L’exposé des motifs laisse rêveur sur les connaissances de celui ou de ceux ou celles qui l’ont rédigé. En effet, le gaz naturel classique, c’est-à-dire le méthane, s’accumule dans des pièges structuraux et/ou stratigraphiques pour y former des gisements (on parle alors de gaz conventionnel) ou bien il imprègne la totalité de la roche sédimentaire qui le contient, laquelle est à la fois « roche mère » et « roche magasin encore appelée roche réservoir ». Cette dernière est un ancien fond marin ou lacustre, une vase, qui s’est enfoui au cours des temps géologiques pour donner naissance à une roche microporeuse et imperméable (c’est-à-dire dont les pores de taille millimétrique ne communiquent pas entre eux). Elle est très riche en matière organique qui résulte de la décomposition des squelettes de poissons et de mollusques et de débris végétaux et, selon la position des dépôts dans le bassin (Bassin de Paris, bassin d’Aquitaine, Sillon Rhodanien, Fossé Rhénan), cette matière donnera naissance à du gaz de schiste ou des huiles de schiste. On parle alors d’hydrocarbures non conventionnels. Il est donc nécessaire pour récupérer ces hydrocarbures de fissurer la roche à l’aide d’eau sous pression, chargée de sable ou de microbilles de céramique, pour faire communiquer ces pores entre eux et maintenir les fissures ouvertes. Les fissures obtenues mesurent, en moyenne, entre 1 mètre et 150 mètres de longueur et ne communiquent aucunement avec les nappes phréatiques qui, elles, sont situées à 2000 m, voire 3 et 4000 m au dessus d’elles. L’opérateur étudie la position de ces fissures à l’aide de la microsismique. Le terme de fracturation hydraulique nous parait impropre car les détracteurs du gaz de schiste n’hésitent pas à dire que la fracturation se fait à l’aide d’explosifs qui provoquent des affaissements du sol (sic). Certains parlent de taupinière et voient déjà leur maison disparaitre. La Butte Montmartre est truffée de carrières de gypse et le Sacré Cœur est toujours là. De même les galeries de mine, dans le bassin houiller du Nord-Pas de Calais par exemple, ont rarement donné lieu à des affaissements de terrain, mais leur taille est sans commune mesure avec les fissures dont nous parlons.

Les produits chimiques (597 au total) cancérigènes dont se gausse Josh Fox sont abandonnés depuis quelques années au profit de produits issus de l’industrie agroalimentaire, tels des dérivés de l’agar-agar utilisés pour gélifier ice-creams et confitures. De toute façon, ils étaient utilisés en quantités infinitésimales ne dépassant pas 0,5% du volume injecté.

Il convient de noter que la boue de forage, quel que soit le type de forage, contient des produits chimiques dont le plus important est la baryte (Sulfate de baryum) destiné à l’alourdir et, dans les champs de pétrole, l’acide chlorhydrique est utilisé  depuis une cinquantaine d’années pour augmenter la productivité d’un réservoir calcaire.
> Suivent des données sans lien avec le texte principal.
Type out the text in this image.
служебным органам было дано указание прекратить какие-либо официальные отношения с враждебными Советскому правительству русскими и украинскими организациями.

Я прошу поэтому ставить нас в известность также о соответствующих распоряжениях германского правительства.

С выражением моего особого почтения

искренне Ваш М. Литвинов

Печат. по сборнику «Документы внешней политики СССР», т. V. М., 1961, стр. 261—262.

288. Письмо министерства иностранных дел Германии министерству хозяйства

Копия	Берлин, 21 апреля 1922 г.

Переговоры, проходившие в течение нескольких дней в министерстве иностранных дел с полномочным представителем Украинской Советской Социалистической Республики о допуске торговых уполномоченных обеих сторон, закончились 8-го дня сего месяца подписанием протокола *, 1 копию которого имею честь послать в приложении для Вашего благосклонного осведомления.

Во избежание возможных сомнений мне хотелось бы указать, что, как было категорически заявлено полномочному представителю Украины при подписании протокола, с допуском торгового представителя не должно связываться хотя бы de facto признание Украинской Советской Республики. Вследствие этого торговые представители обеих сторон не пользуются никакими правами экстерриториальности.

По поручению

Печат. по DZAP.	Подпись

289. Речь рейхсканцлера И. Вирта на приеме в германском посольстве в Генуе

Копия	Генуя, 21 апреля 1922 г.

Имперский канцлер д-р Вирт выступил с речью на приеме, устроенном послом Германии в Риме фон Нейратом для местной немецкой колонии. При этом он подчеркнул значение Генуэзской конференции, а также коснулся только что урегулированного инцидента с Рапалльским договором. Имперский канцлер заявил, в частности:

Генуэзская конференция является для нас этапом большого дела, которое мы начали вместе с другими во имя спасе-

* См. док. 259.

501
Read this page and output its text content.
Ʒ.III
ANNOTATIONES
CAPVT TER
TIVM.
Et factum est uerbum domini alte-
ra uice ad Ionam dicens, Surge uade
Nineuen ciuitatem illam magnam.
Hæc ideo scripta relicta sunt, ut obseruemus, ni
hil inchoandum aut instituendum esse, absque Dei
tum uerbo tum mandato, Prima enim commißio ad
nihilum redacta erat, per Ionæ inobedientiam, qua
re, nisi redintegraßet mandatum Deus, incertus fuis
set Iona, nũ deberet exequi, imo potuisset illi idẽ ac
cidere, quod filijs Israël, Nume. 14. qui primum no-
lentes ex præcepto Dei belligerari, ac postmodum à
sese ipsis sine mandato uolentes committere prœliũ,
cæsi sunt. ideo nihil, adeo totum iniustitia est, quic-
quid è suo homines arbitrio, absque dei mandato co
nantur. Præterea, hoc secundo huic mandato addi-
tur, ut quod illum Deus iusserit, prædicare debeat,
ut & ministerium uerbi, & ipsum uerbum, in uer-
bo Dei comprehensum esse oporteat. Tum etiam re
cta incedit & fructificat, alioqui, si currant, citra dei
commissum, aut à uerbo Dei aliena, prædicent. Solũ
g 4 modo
En France comme aux Etats-Unis et dans de nombreux autres pays au monde, les sociétés de recherches pétrolières doivent tenir un registre de tous les produits utilisés en cours de forage.

A noter que les fonds marins recèlent vraisemblablement dans leurs profondeurs d’immenses bassins de schistes à gaz sous des épaisseurs d’eau assez conséquentes et probablement hors de portée économique de la technologie actuelle. Or les océans couvrent environ les 9 dixièmes de la surface du globe et la France possède le deuxième domaine maritime au monde. Il serait malvenu de vouloir interdire l’exploration et la production de gaz et d’huile de schistes sur le territoire national, ce qui ramènerait tôt ou tard la France à l’âge de pierre.

Dire que l’exploration et l’exploitation des huiles et gaz de schistes ne sont ni sans conséquence pour notre environnement ni sans risque pour notre santé est non seulement faux mais ridicule. La pollution des eaux, de l’air et du sol dont fait état le film GasLand ont été étudiés et démontés par la Commission de Contrôle des Gisements d’Huile et de Gaz du Colorado dont le Président, Dave Neslin, a offert à Josh Fox de le rencontrer, en Juin 2010, avant que le film GasLand ne soit projeté sur HBO mais Fox a refusé.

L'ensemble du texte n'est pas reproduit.